I’m giving what might sound like an overly basic answer – if you want a more advanced answer, you’ll have to post technical details of what you tried.
Normally, for a pen drive to be boot-able, its contents have to be a byte-by-byte identical copy of the ISO. For that, you don’t usually want to use any fancy tools that will “helpfully” make modifications to the ISO.
The most common error is to copy the ISO to a partition, instead of to the device as a whole.

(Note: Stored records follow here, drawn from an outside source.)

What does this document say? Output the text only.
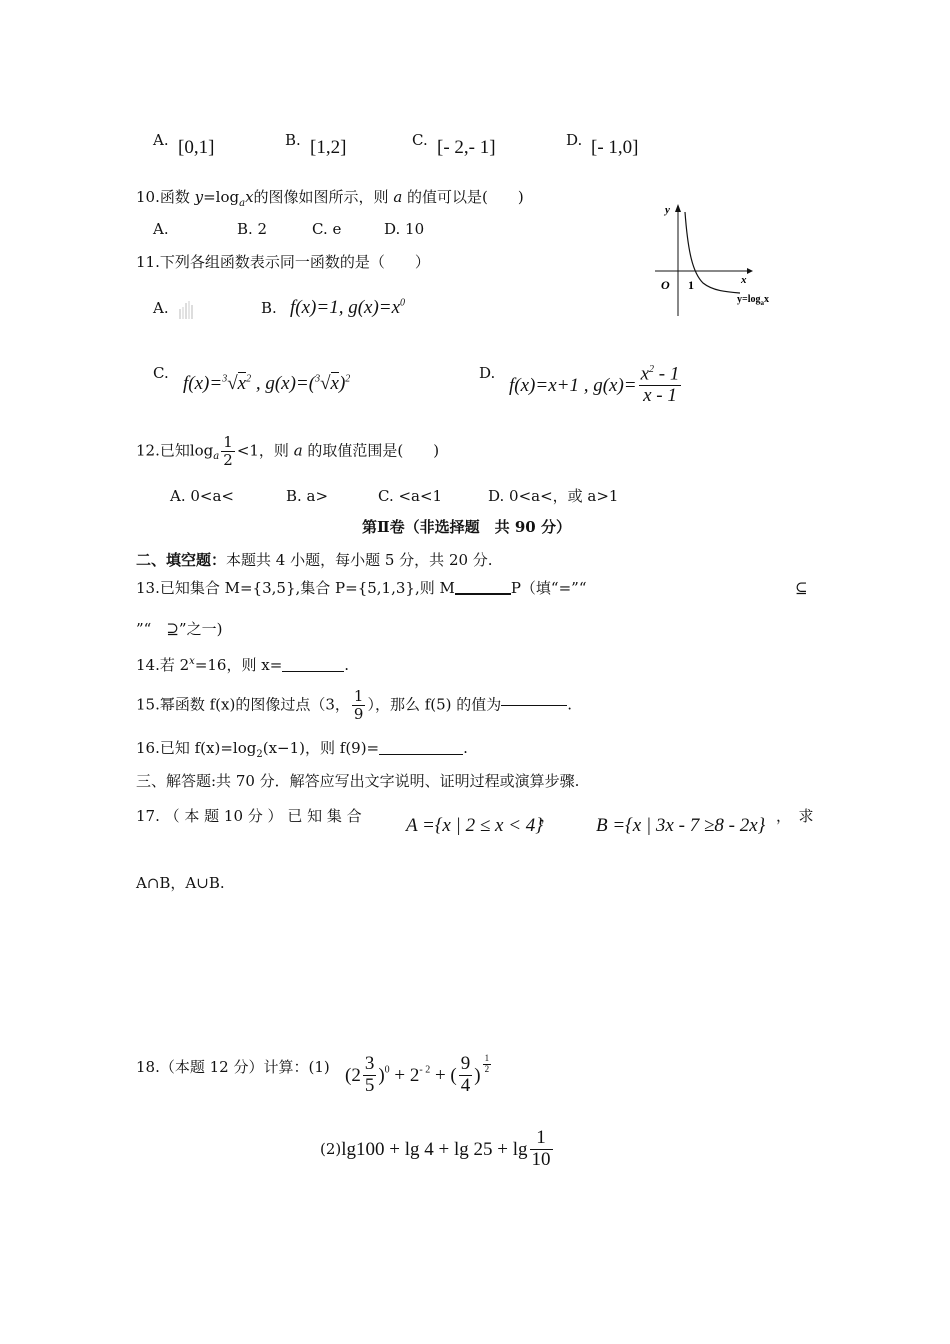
A. [0,1]	B. [1,2]	C. [- 2,- 1]	D. [- 1,0]
10.函数 $y=\log_ax$的图像如图所示，则 a 的值可以是(　　)
A.	B. 2	C. e	D. 10
y
x
O 1
$y=\log_ax$
11.下列各组函数表示同一函数的是（　　）
A.	B. f(x)=1, $g(x)=x^0$
C. $f(x)=^3√x^2$ , $g(x)=(^3√x)^2$	D.
f(x)=x+1 , $g(x)= \frac{x^2 - 1}{x - 1}$
12.已知$\log_a \frac{1}{2} <1$，则 a 的取值范围是(　　)
A. 0<a<	B. a>	C. <a<1	D. 0<a<，或 a>1
第Ⅱ卷（非选择题　共 90 分）
二、填空题：本题共 4 小题，每小题 5 分，共 20 分.
13.已知集合 M={3,5},集合 P={5,1,3},则 M	P（填“=”“	⊆
”“　⊇”之一)
14.若 $2^x=16$，则 x=	.
15.幂函数 f(x)的图像过点（3， $\frac{1}{9}$ ），那么 f(5) 的值为	.
16.已知 $f(x)=\log_2(x-1)$，则 f(9)=	.
三、解答题:共 70 分．解答应写出文字说明、证明过程或演算步骤.
17. （ 本 题 10 分 ） 已 知 集 合 A ={x | 2 ≤ x < 4}
， B ={x | 3x - 7 ≥8 - 2x} ，　求
A∩B，A∪B.
18.（本题 12 分）计算：(1) $(2 \frac{3}{5} )^0 + 2^{- 2}$ + ( $\frac{9}{4}$ )
$\frac{1}{2}$
$(2)\lg 100 + \lg 4 + \lg 25 + \lg \frac{1}{10}$
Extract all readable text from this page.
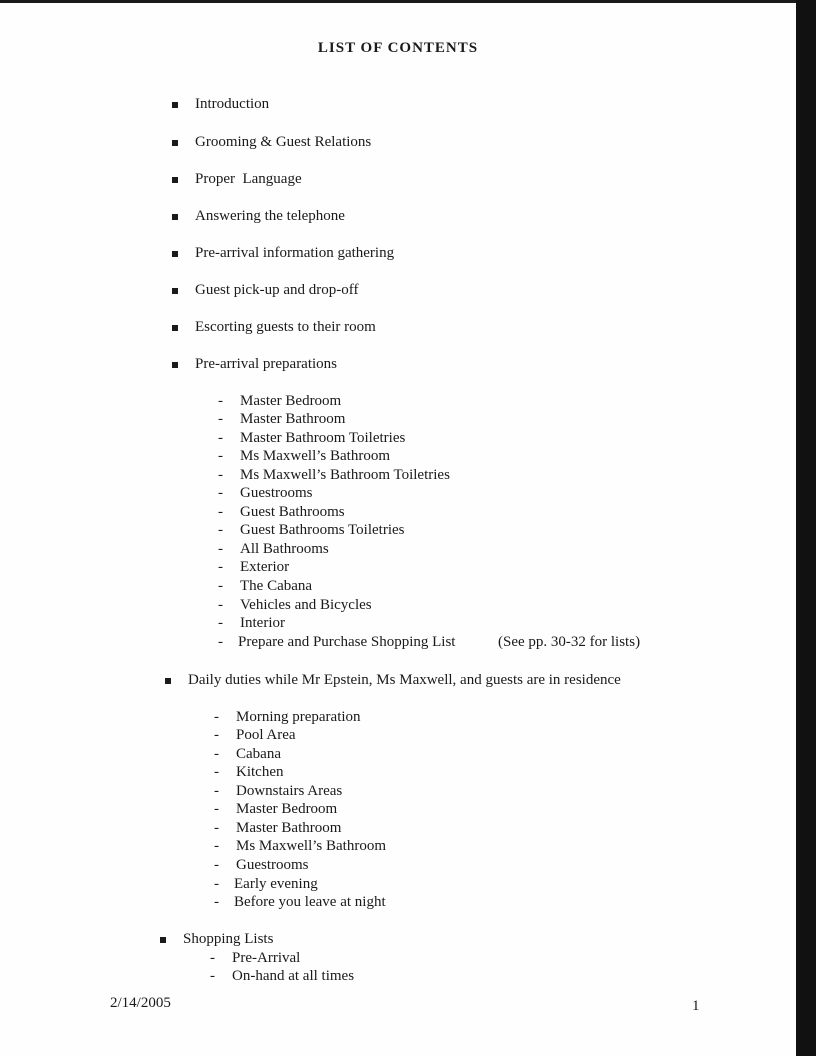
LIST OF CONTENTS
Introduction
Grooming & Guest Relations
Proper  Language
Answering the telephone
Pre-arrival information gathering
Guest pick-up and drop-off
Escorting guests to their room
Pre-arrival preparations
- Master Bedroom
- Master Bathroom
- Master Bathroom Toiletries
- Ms Maxwell’s Bathroom
- Ms Maxwell’s Bathroom Toiletries
- Guestrooms
- Guest Bathrooms
- Guest Bathrooms Toiletries
- All Bathrooms
- Exterior
- The Cabana
- Vehicles and Bicycles
- Interior
- Prepare and Purchase Shopping List	(See pp. 30-32 for lists)
Daily duties while Mr Epstein, Ms Maxwell, and guests are in residence
- Morning preparation
- Pool Area
- Cabana
- Kitchen
- Downstairs Areas
- Master Bedroom
- Master Bathroom
- Ms Maxwell’s Bathroom
- Guestrooms
- Early evening
- Before you leave at night
Shopping Lists
- Pre-Arrival
- On-hand at all times
2/14/2005	1
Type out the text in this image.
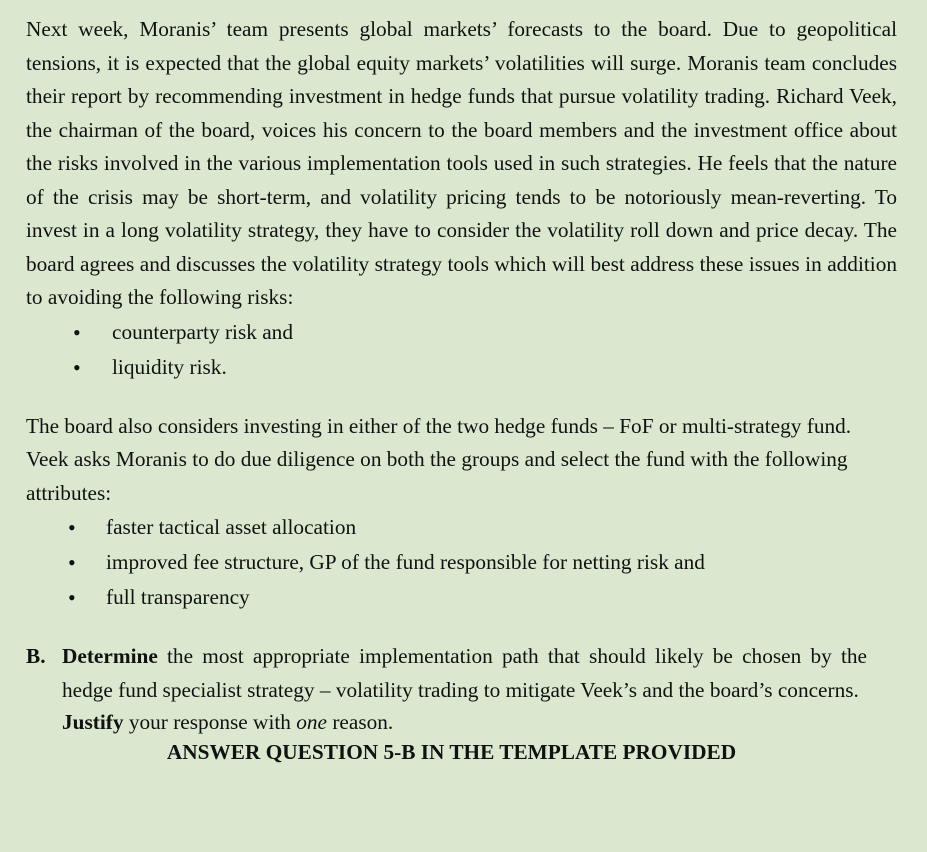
Next week, Moranis’ team presents global markets’ forecasts to the board. Due to geopolitical tensions, it is expected that the global equity markets’ volatilities will surge. Moranis team concludes their report by recommending investment in hedge funds that pursue volatility trading. Richard Veek, the chairman of the board, voices his concern to the board members and the investment office about the risks involved in the various implementation tools used in such strategies. He feels that the nature of the crisis may be short-term, and volatility pricing tends to be notoriously mean-reverting. To invest in a long volatility strategy, they have to consider the volatility roll down and price decay. The board agrees and discusses the volatility strategy tools which will best address these issues in addition to avoiding the following risks:

• counterparty risk and
• liquidity risk.

The board also considers investing in either of the two hedge funds – FoF or multi-strategy fund. Veek asks Moranis to do due diligence on both the groups and select the fund with the following attributes:

• faster tactical asset allocation
• improved fee structure, GP of the fund responsible for netting risk and
• full transparency
B. Determine the most appropriate implementation path that should likely be chosen by the hedge fund specialist strategy – volatility trading to mitigate Veek’s and the board’s concerns.

Justify your response with one reason.

ANSWER QUESTION 5-B IN THE TEMPLATE PROVIDED
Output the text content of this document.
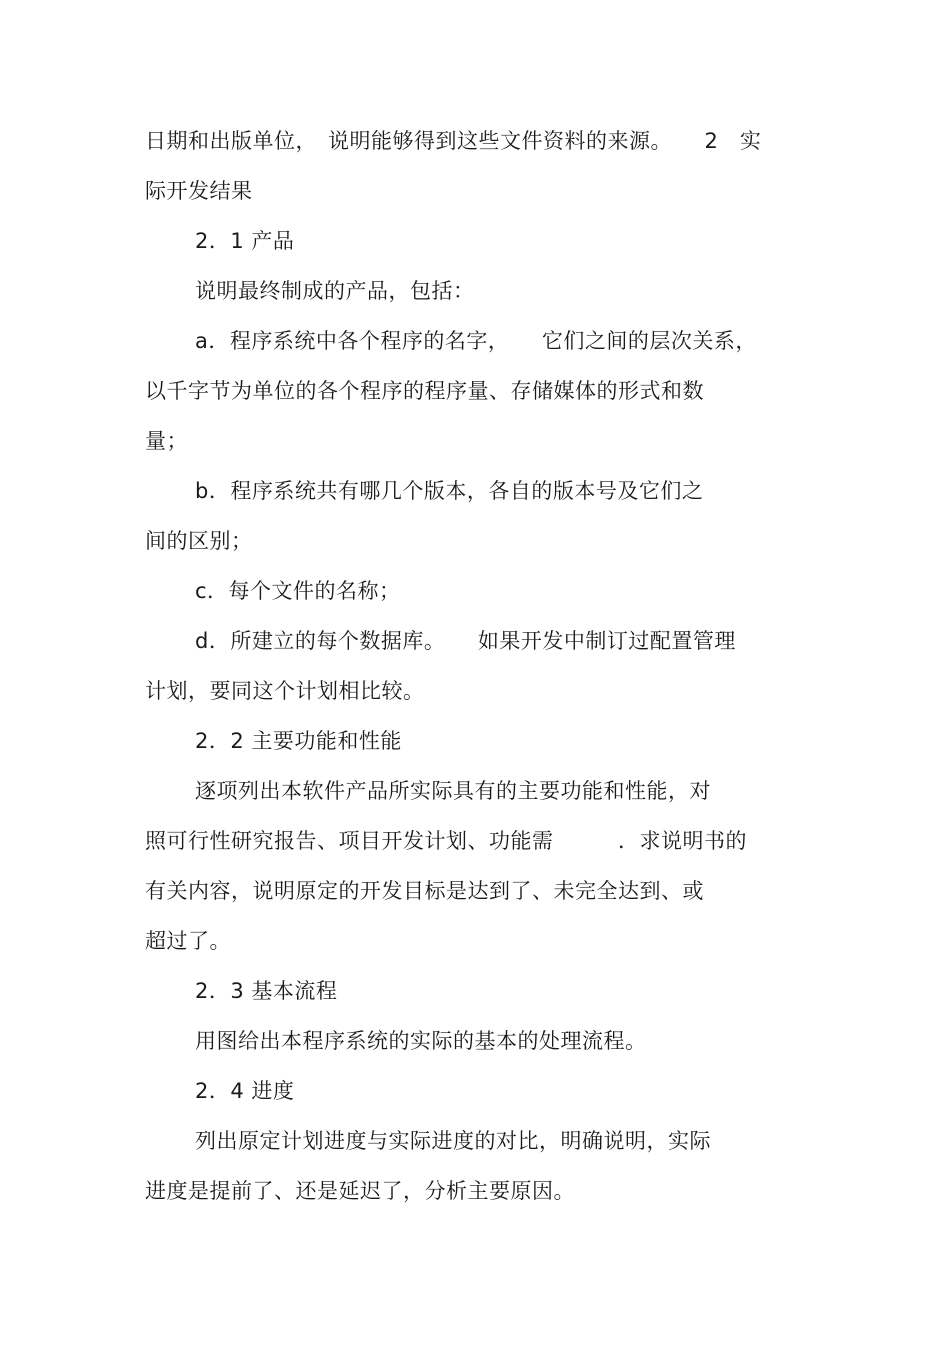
日期和出版单位，　说明能够得到这些文件资料的来源。　　2　实
际开发结果
2．1 产品
说明最终制成的产品，包括：
a．程序系统中各个程序的名字，　　它们之间的层次关系，
以千字节为单位的各个程序的程序量、存储媒体的形式和数
量；
b．程序系统共有哪几个版本，各自的版本号及它们之
间的区别；
c．每个文件的名称；
d．所建立的每个数据库。　　如果开发中制订过配置管理
计划，要同这个计划相比较。
2．2 主要功能和性能
逐项列出本软件产品所实际具有的主要功能和性能，对
照可行性研究报告、项目开发计划、功能需　　　．求说明书的
有关内容，说明原定的开发目标是达到了、未完全达到、或
超过了。
2．3 基本流程
用图给出本程序系统的实际的基本的处理流程。
2．4 进度
列出原定计划进度与实际进度的对比，明确说明，实际
进度是提前了、还是延迟了，分析主要原因。
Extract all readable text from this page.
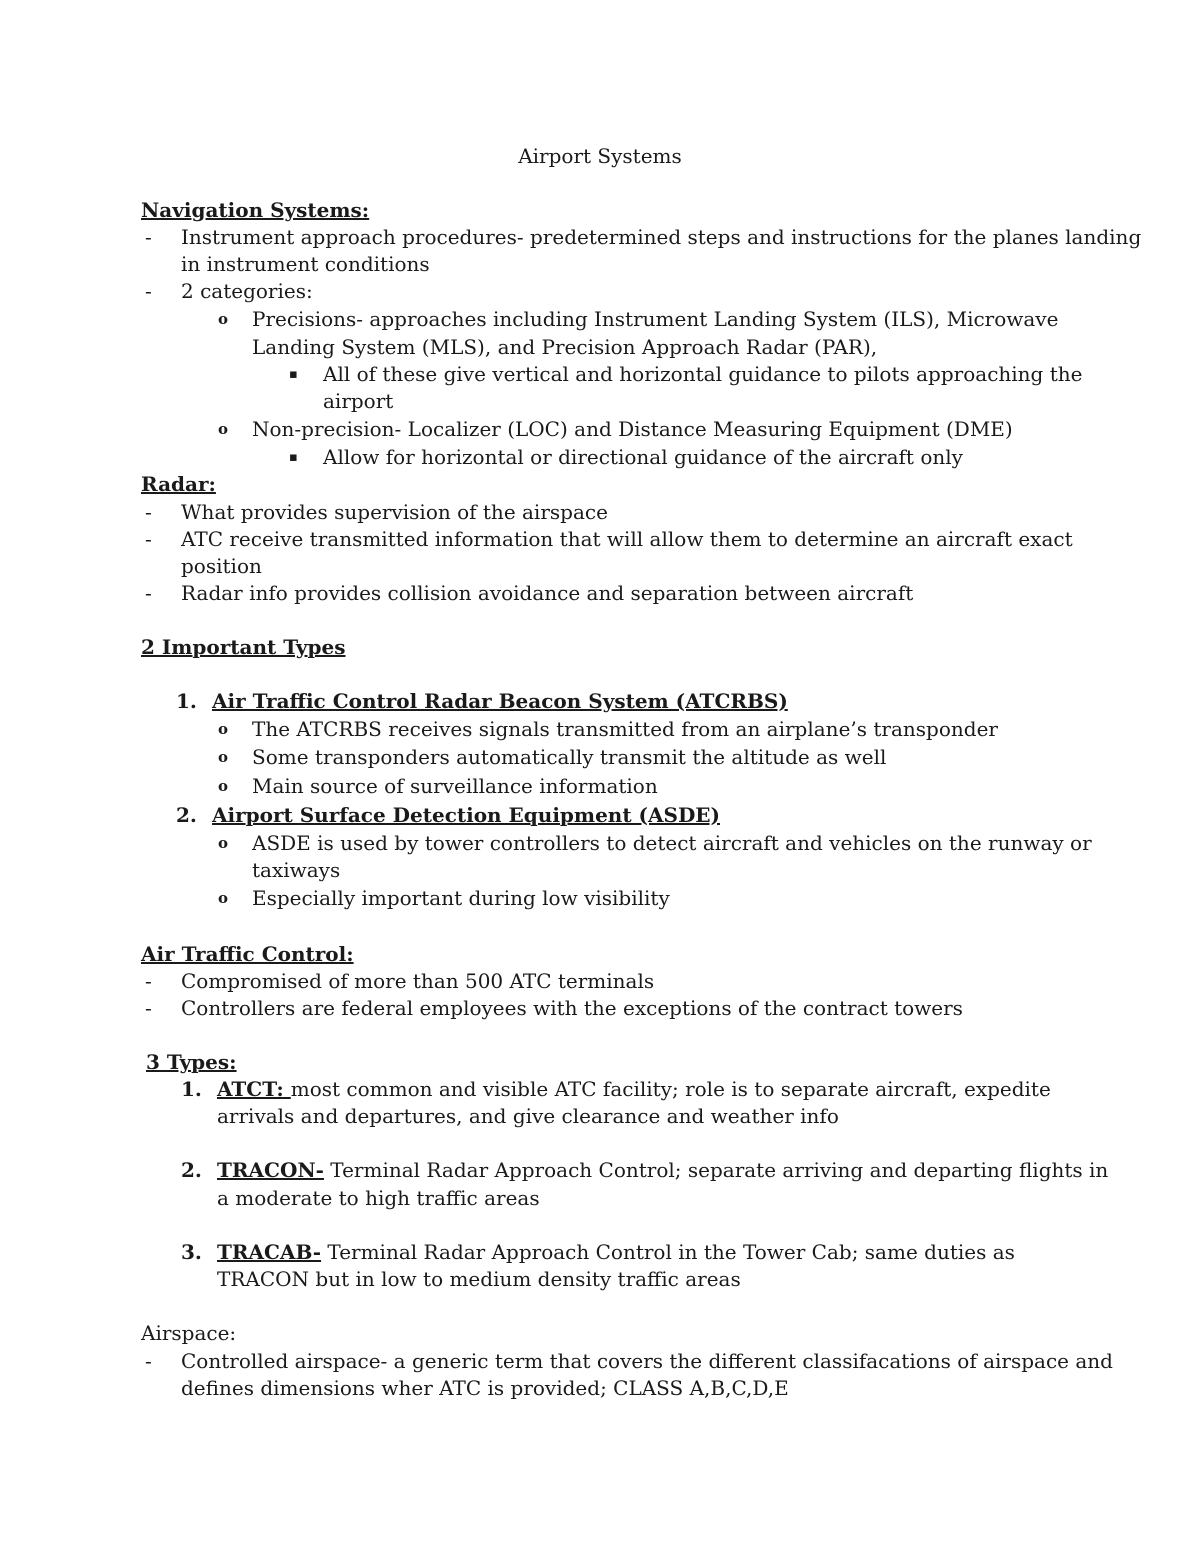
Airport Systems
Navigation Systems:
- Instrument approach procedures- predetermined steps and instructions for the planes landing
in instrument conditions
- 2 categories:
o Precisions- approaches including Instrument Landing System (ILS), Microwave
Landing System (MLS), and Precision Approach Radar (PAR),
▪ All of these give vertical and horizontal guidance to pilots approaching the
airport
o Non-precision- Localizer (LOC) and Distance Measuring Equipment (DME)
▪ Allow for horizontal or directional guidance of the aircraft only
Radar:
- What provides supervision of the airspace
- ATC receive transmitted information that will allow them to determine an aircraft exact
position
- Radar info provides collision avoidance and separation between aircraft
2 Important Types
1. Air Traffic Control Radar Beacon System (ATCRBS)
o The ATCRBS receives signals transmitted from an airplane’s transponder
o Some transponders automatically transmit the altitude as well
o Main source of surveillance information
2. Airport Surface Detection Equipment (ASDE)
o ASDE is used by tower controllers to detect aircraft and vehicles on the runway or
taxiways
o Especially important during low visibility
Air Traffic Control:
- Compromised of more than 500 ATC terminals
- Controllers are federal employees with the exceptions of the contract towers
3 Types:
1. ATCT: most common and visible ATC facility; role is to separate aircraft, expedite
arrivals and departures, and give clearance and weather info
2. TRACON- Terminal Radar Approach Control; separate arriving and departing flights in
a moderate to high traffic areas
3. TRACAB- Terminal Radar Approach Control in the Tower Cab; same duties as
TRACON but in low to medium density traffic areas
Airspace:
- Controlled airspace- a generic term that covers the different classifacations of airspace and
defines dimensions wher ATC is provided; CLASS A,B,C,D,E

If the ISO is copied to a partition, a computer’s BIOS won’t recognise it as something that’s meant to be booted.
The standard procedure is to use dd
, the most straightforward duplication tool I know of. However, you’d need to run it from a unix-flavoured operating system (Linux, macOS, or BSD; I don’t know whether or not Windows Subsystem for Linux will do it).
eg.
sudo dd bs=4M if='
<path-to-ISO>' of=/dev/
<target-device> status=progress && sync
Where <path-to-ISO> is going to be something like /home/username/Downloads/pureos-9.0-gnome-live_20200806-amd64.hybrid.iso
And <target-device> will be something like sdb
or sdc
, whatever your computer decides to name your USB thumb drive at the moment. WARNING: Be super careful here and triple-check that you’ve correctly selected the USB thumb drive and not something important, such a hard drive or SSD. It’s with good reason that people joke that dd
stands for “Disk Destroyer” or “Data Deleter” – dd
will overwrite much of the data that’s on the target device!
If you’re stuck on Windows, an alternative to using dd
is the app “Etcher” [1]. I’ve never tried it.
Be sure to try both the “OEM” and “live” versions of the ISO [2, 3]. If I remember correctly, one of the versions (I forget which is which) expects a specific hardware configuration that’s common to all Purism hardware, but is becoming rare in most other modern PCs.
As @fralb5 mentioned above, if your PC’s motherboard uses “UEFI Secure Boot”, you may or may not be out of luck. If it does, it’s worth checking you motherboard’s documentation whether “Secure Boot” can be turned off, or, alternately, “Legacy Boot” can be turned on.